Cependant, dans le public, le spectre de 2009 revient. En fin de semaine, le nombre de consultations au niveau des centres de santé publics a augmenté. Idem dans le privé où certains médecins font état d’une pénurie de vaccins, les patients disposant de moyens ayant préféré se faire vacciner avant d’attraper tout virus grippal.
6000 cas par semaine : hausse conséquente du nombre de cas d’infections des voies respiratoires
Hier, l’annonce du décès d’Aziz Joomun à l’hôpital Jeetoo a provoqué un vent de panique. Aussi bien auprès des patients que du personnel soignant de l’hôpital. D’autant que cette victime de 81 ans est décédée du virus H3N2, une autre souche, plutôt inconnue des Mauriciens, mais qui suscite la peur chez beaucoup, car ayant causé mort d’homme.
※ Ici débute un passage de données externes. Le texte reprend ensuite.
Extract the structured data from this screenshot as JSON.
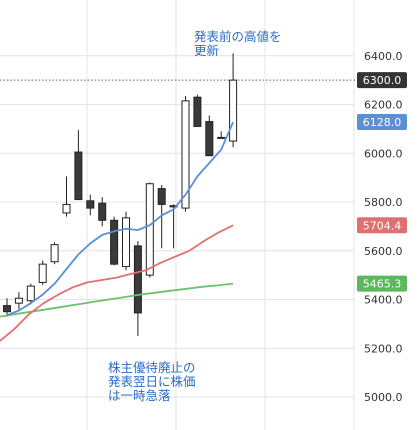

Or, dans les milieux hospitaliers, comme l’a indiqué Anwar Husnoo, on fait ressortir qu’”une simple grippe peut aussi parfois tuer.” “Savez-vous combien de décès associés à la grippe sont survenus depuis le début de l’année, sans que personne n’en parle? Vous serez étonné du chiffre, parce que justement, personne ne le remarque”, dit un médecin chevronné qui fait ressortir que dans le monde, chaque année, quelque 250,000 à 500,0000 personnes meurent d’infections respiratoires liées à la grippe, et ajoute qu’en outre à Maurice, chaque année, plusieurs personnes meurent des suites d’une grippe sans que cela ne se sache dans le public.
L’année dernière, entre le 30 mai et le 12 juin, pas moins de 10802 cas de grippe et d’infections aiguës des voies respiratoires ont été traités dans les hôpitaux publics. À la même période en 2016, 9314 cas avaient été répertoriés. Cet hiver, alors qu’entre le 16 et le 30 mai, il y a eu 6000 cas de grippe et le même nombre entre le 21 et le 27 mai, en quatre jours, soit entre le 28 et le 31 mai, plus de 8000 cas d’infections des voies respiratoires ont été enregistrés dans le public. Soit quelque 2000 à 3000 cas par jour autour de l’île, font remarquer les professionnels de santé, faisant ressortir qu’il existe un nombre comparable de consultations dans le privé. Ce qui leur fait dire que “le nombre de cas de grippe est en hausse en cette période; ce qui étonne, c’est que c’est en avance car habituellement, c’est en juillet qu’il y a une augmentation du nombre de malades.”
D’où l’appel à la vigilance. Les symptômes du virus H1NI sont les mêmes que ceux d’une grippe saisonnière avec, toutefois, une insistance de la toux sèche et des flegmes, principalement chez les personnes vulnérables. C’est pourquoi il faut prendre davantage de précautions, car le virus H1N1 peut être virulent chez certaines personnes. Outre la mise en quarantaine des patients dans les isolation wards des hôpitaux, en attendant leur guérison, et un suivi parallèle auprès de leurs proches, le personnel soignant, sur le pied d’alerte, pratique la vigilance en adoptant les mesures d’hygiène universelles, à savoir le port du masque et des gants.